Porém, como a tendência é sempre a de interpretar conforme a própria bagagem de vida, esse meu primeiro insight me pegou um tanto bloqueada, embaçando-me a vista. Desliguei-me da viagem poética, centrando-me nas exigências vãs e contraditórias do termo 'TENHO QUE' da cultura religiosa normativa, litúrgica e dogmática; e que nos conduz - e nos induz - a ver a necessidade premente do indivíduo em fazer algum esforço pessoal para se chegar a Deus. E então poder dizer ao envaidecido si mesmo : eu alcancei porque fiz.
Em análise posterior - e para o meu alívio - percebi depois que o poeta, ainda que em busca inconsciente, (III) e sem saber bem que só um Deus pessoal sacia a fome da alma, ainda assim, despoja-se das tensões produzidas culturalmente: as produzidas pela mente (II) e as que dizem respeito a meras exterioridades (I) - ambas correlatas e não menos nocivas, limitadas e escravizantes - e que se opõem ao homem em sua existência na presença de Deus e na existência de Deus em sua própria vida.
A grande sacada é que o homem crescido e despretensioso, cansado de curvar-se a tanta exigência, despe-se das vestes impostas e finalmente aventura-se - entregando-se - sem nenhuma corda pra segurar. E, dando as costas a esses tais elementos - concretos e abstratos - que insistem em fazer parte de sua suposta santidade, percebe que essa estrada que ele decidiu tomar não vai dar em absolutamente nada do que ele pensava encontrar.
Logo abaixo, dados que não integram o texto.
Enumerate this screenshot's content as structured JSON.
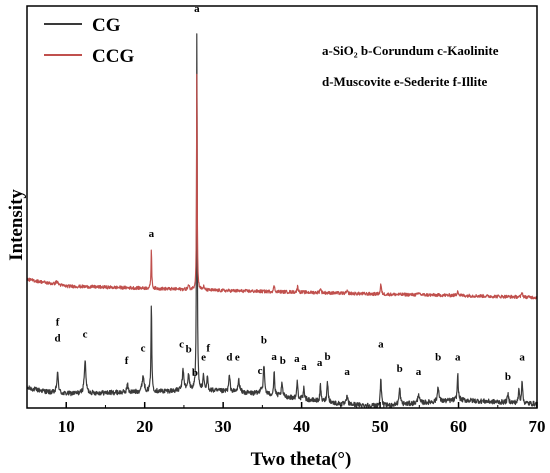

E esse NADA, repetitivo e contundente, nada mais é do que a certeza de quem se entrega cada vez mais...
Sabendo cada vez menos.
O nome disso é FÉ.
- Se eu quiser falar com Deus...?!
Simplesmente me prostro.
E não, necessariamente, o corpo (pois Deus não liga para performances). Mas, essencialmente, a alma deve estar prostrada!
"Subiste às alturas, levaste cativo o cativeiro".
(Salmo 68.18)
"Sacrifícios agradáveis a Deus são o espírito quebrantado"
(Salmo 51.17a)
"Cria em mim, ó Deus, um coração puro
e renova dentro de mim
um espírito inabalável".
(Salmo 51.10)
2 comentários:
Oi Regina!
Eu sou artista e acho que não é nada difícil se comunicar com Deus.
O que nos falta é a capacidade de nos ouvír-mos a nós mesmos e aos outros. Essa é a comunicação que deveria ser exercitada todos os dias e então, poderíamos ouvir Deus com muito mais naturalidade.
Pois é, Verinha...
Nós é que nos distanciamos impondo barreiras.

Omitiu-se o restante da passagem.